OCR stands for Optical Character Recognition. This is the process by which typewritten or printed text is electronically translated into machine-editable text. We perform OCR on all images containing typewritten or printed text. OCR is a step in our digitization process.
Where do these files go? [this information is out of date]
OCR files are saved within the collection directory within a folder called Transcripts. For large collections, coordinating Scans and OCR folders should be created within the Transcripts folder (for example, OCR text files from Scans_3 would be placed in a folder called OCR_3 within the Transcripts folder). OCR text files are saved in the following format: ex. u0003_0001577_0000233.ocr.txt
OCR Process (Windows)
- Open Adobe Acrobat 9 Pro.
- Choose the Document tab across the top. From the drop-down, hover over OCR Text Recognition, and then choose Recognize Text in Multiple Files Using OCR.

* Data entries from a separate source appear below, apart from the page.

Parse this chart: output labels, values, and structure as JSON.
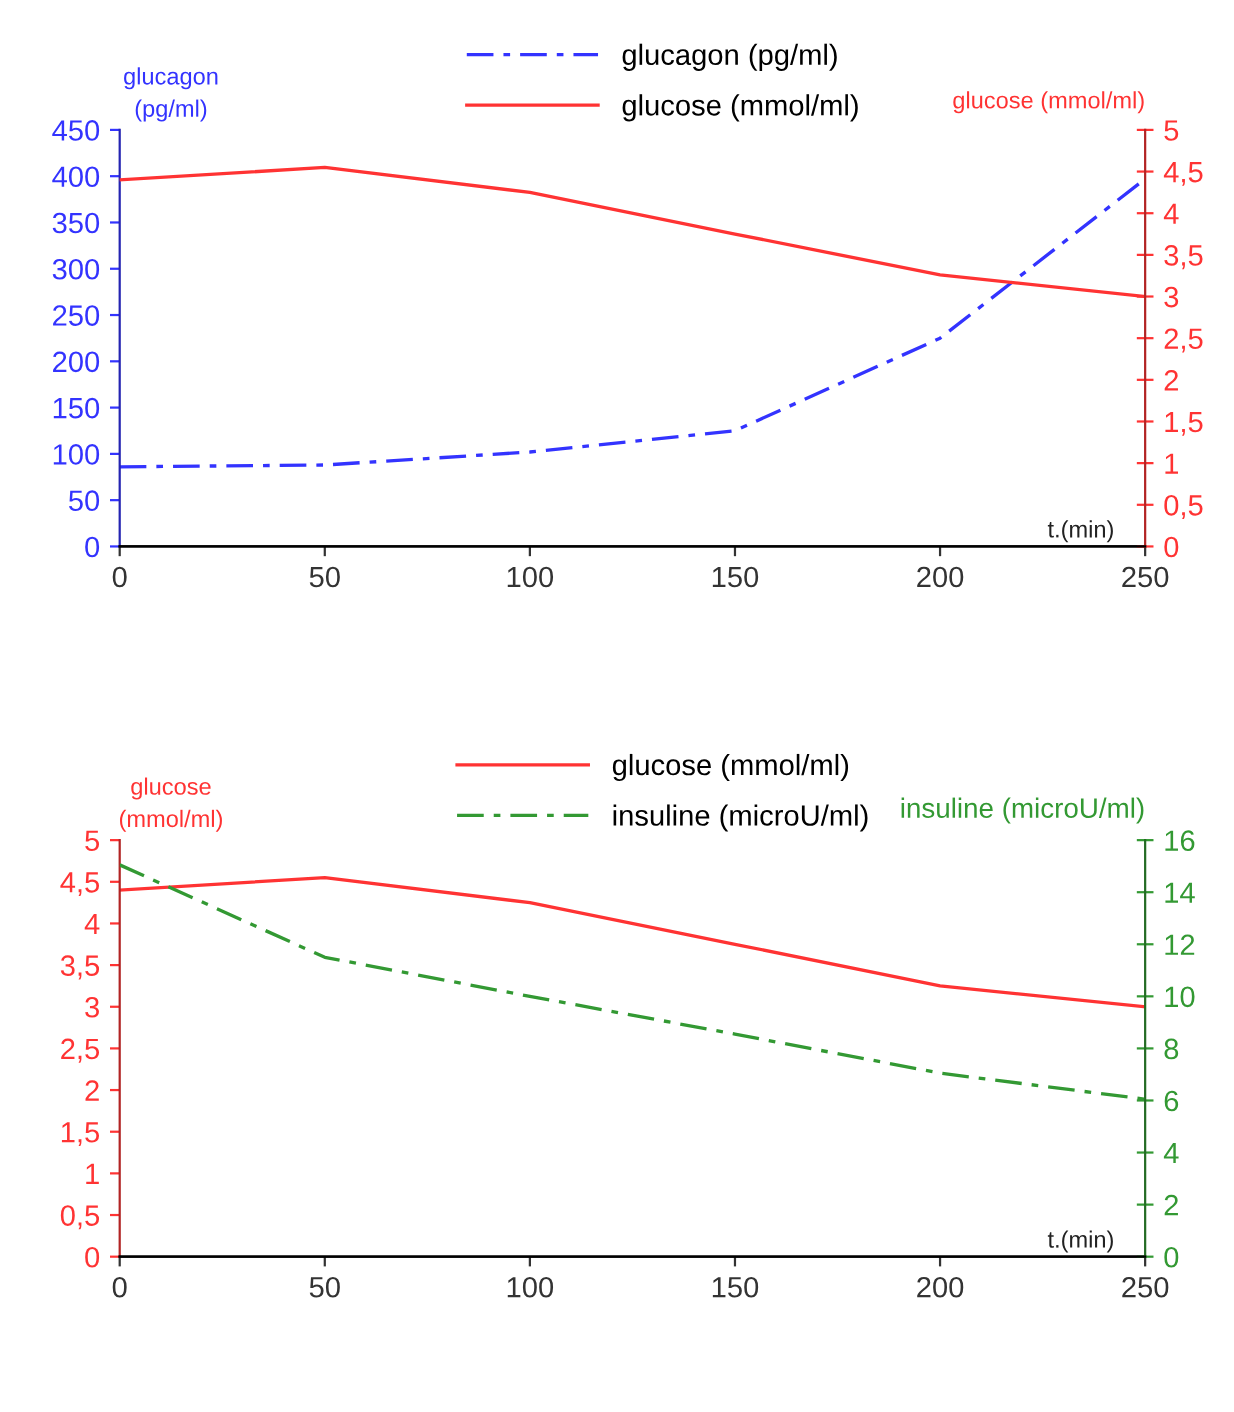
{
  "chart_data": [
    {
      "type": "line",
      "ylabel": "glucagon\n(pg/ml)",
      "y2label": "glucose (mmol/ml)",
      "xlabel": "t.(min)",
      "legend": "top",
      "grid": false,
      "marker": "none",
      "x": [
        0,
        50,
        100,
        150,
        200,
        250
      ],
      "xlim": [
        0,
        250
      ],
      "xticks": [
        0,
        50,
        100,
        150,
        200,
        250
      ],
      "ylim": [
        0,
        450
      ],
      "yticks": [
        0,
        50,
        100,
        150,
        200,
        250,
        300,
        350,
        400,
        450
      ],
      "y2lim": [
        0,
        5
      ],
      "y2ticks": [
        0,
        {
          "value": 0.5,
          "label": "0,5"
        },
        1,
        {
          "value": 1.5,
          "label": "1,5"
        },
        2,
        {
          "value": 2.5,
          "label": "2,5"
        },
        3,
        {
          "value": 3.5,
          "label": "3,5"
        },
        4,
        {
          "value": 4.5,
          "label": "4,5"
        },
        5
      ],
      "series": [
        {
          "name": "glucagon (pg/ml)",
          "color": "#3333ff",
          "line_style": "dashdot",
          "values": [
            86,
            88,
            102,
            125,
            225,
            397
          ]
        },
        {
          "name": "glucose (mmol/ml)",
          "color": "#ff3333",
          "line_style": "solid",
          "axis": "y2",
          "values": [
            4.4,
            4.55,
            4.25,
            3.75,
            3.26,
            3.0
          ]
        }
      ]
    },
    {
      "type": "line",
      "ylabel": "glucose\n(mmol/ml)",
      "y2label": "insuline (microU/ml)",
      "xlabel": "t.(min)",
      "legend": "top",
      "grid": false,
      "marker": "none",
      "x": [
        0,
        50,
        100,
        150,
        200,
        250
      ],
      "xlim": [
        0,
        250
      ],
      "xticks": [
        0,
        50,
        100,
        150,
        200,
        250
      ],
      "ylim": [
        0,
        5
      ],
      "yticks": [
        0,
        {
          "value": 0.5,
          "label": "0,5"
        },
        1,
        {
          "value": 1.5,
          "label": "1,5"
        },
        2,
        {
          "value": 2.5,
          "label": "2,5"
        },
        3,
        {
          "value": 3.5,
          "label": "3,5"
        },
        4,
        {
          "value": 4.5,
          "label": "4,5"
        },
        5
      ],
      "y2lim": [
        0,
        16
      ],
      "y2ticks": [
        0,
        2,
        4,
        6,
        8,
        10,
        12,
        14,
        16
      ],
      "series": [
        {
          "name": "glucose (mmol/ml)",
          "color": "#ff3333",
          "line_style": "solid",
          "values": [
            4.4,
            4.55,
            4.25,
            3.75,
            3.25,
            3.0
          ]
        },
        {
          "name": "insuline (microU/ml)",
          "color": "#339933",
          "line_style": "dashdot",
          "axis": "y2",
          "values": [
            15.05,
            11.5,
            10.0,
            8.55,
            7.05,
            6.05
          ]
        }
      ]
    }
  ]
}
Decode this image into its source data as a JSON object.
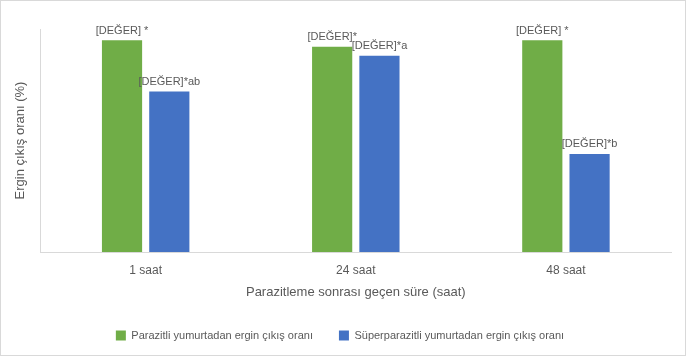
{
  "chart_data": {
    "type": "bar",
    "categories": [
      "1 saat",
      "24 saat",
      "48 saat"
    ],
    "x_label": "Parazitleme sonrası geçen süre (saat)",
    "y_label": "Ergin çıkış oranı (%)",
    "series": [
      {
        "name": "Parazitli yumurtadan ergin çıkış oranı",
        "color": "#70ad47",
        "values": [
          95,
          92,
          95
        ],
        "value_labels": [
          "[DEĞER] *",
          "[DEĞER]*",
          "[DEĞER] *"
        ]
      },
      {
        "name": "Süperparazitli yumurtadan ergin çıkış oranı",
        "color": "#4472c4",
        "values": [
          72,
          88,
          44
        ],
        "value_labels": [
          "[DEĞER]*ab",
          "[DEĞER]*a",
          "[DEĞER]*b"
        ]
      }
    ],
    "ylim": [
      0,
      100
    ],
    "grid": false,
    "legend": "bottom",
    "data_labels": true,
    "tick_labels": "x"
  }
}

- On the box that opens, click the Add Files button and navigate to the file you want. When files are selected, click OK.
- The Output Options box will now open. Choose these settings:
- Under Target Folder, choose Specific Folder and navigate to the folder you have prepared for output.

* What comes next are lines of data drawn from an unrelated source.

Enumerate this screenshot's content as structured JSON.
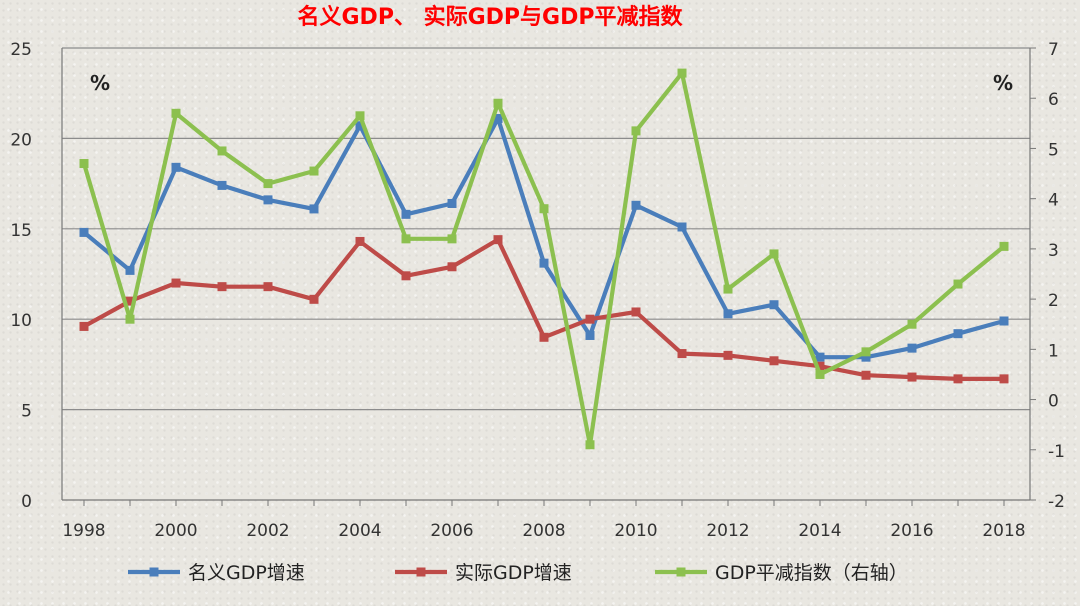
{
  "chart_data": {
    "type": "line",
    "title": "名义GDP、 实际GDP与GDP平减指数",
    "left_unit": "%",
    "right_unit": "%",
    "x": [
      1998,
      1999,
      2000,
      2001,
      2002,
      2003,
      2004,
      2005,
      2006,
      2007,
      2008,
      2009,
      2010,
      2011,
      2012,
      2013,
      2014,
      2015,
      2016,
      2017,
      2018
    ],
    "x_tick_labels": [
      "1998",
      "2000",
      "2002",
      "2004",
      "2006",
      "2008",
      "2010",
      "2012",
      "2014",
      "2016",
      "2018"
    ],
    "y_left": {
      "range": [
        0,
        25
      ],
      "ticks": [
        "0",
        "5",
        "10",
        "15",
        "20",
        "25"
      ]
    },
    "y_right": {
      "range": [
        -2,
        7
      ],
      "ticks": [
        "-2",
        "-1",
        "0",
        "1",
        "2",
        "3",
        "4",
        "5",
        "6",
        "7"
      ]
    },
    "grid": "horizontal",
    "legend_position": "bottom",
    "series": [
      {
        "name": "名义GDP增速",
        "axis": "left",
        "color": "#4a7ebb",
        "values": [
          14.8,
          12.7,
          18.4,
          17.4,
          16.6,
          16.1,
          20.7,
          15.8,
          16.4,
          21.1,
          13.1,
          9.1,
          16.3,
          15.1,
          10.3,
          10.8,
          7.9,
          7.9,
          8.4,
          9.2,
          9.9
        ]
      },
      {
        "name": "实际GDP增速",
        "axis": "left",
        "color": "#be4b48",
        "values": [
          9.6,
          11.0,
          12.0,
          11.8,
          11.8,
          11.1,
          14.3,
          12.4,
          12.9,
          14.4,
          9.0,
          10.0,
          10.4,
          8.1,
          8.0,
          7.7,
          7.4,
          6.9,
          6.8,
          6.7,
          6.7
        ]
      },
      {
        "name": "GDP平减指数（右轴）",
        "axis": "right",
        "color": "#8cc04f",
        "values": [
          4.7,
          1.6,
          5.7,
          4.95,
          4.3,
          4.55,
          5.65,
          3.2,
          3.2,
          5.9,
          3.8,
          -0.9,
          5.35,
          6.5,
          2.2,
          2.9,
          0.5,
          0.95,
          1.5,
          2.3,
          3.05
        ]
      }
    ]
  }
}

- Under Filenaming, chose Add to Original Filename. Under Insert After, type in ".ocr". Uncheck Overwrite Existing Files.
- Under Output Format, chose Export File(s) to Alternate Format and select Text (Plain) from the drop down menu.
- Click OK. Large files may take quite a bit of time.
OCR Process (Mac)
- Open Adobe Acrobat 8 Pro.
- Drag file into Adobe Acrobat 8 Pro.
- Choose the Document tab across the top. From the drop-down, hover over OCR Text Recognition, and then choose Recognize Text Using OCR.
- In Mac, the file is not automatically saved. So once OCR is done, go to File>Save As>Text (plain). Save to your local transcripts folder.
Unlike Windows/Acrobat-9 which is capable of batch OCR, Mac/Acrobat-8 appears to only support OCR for one item at a time.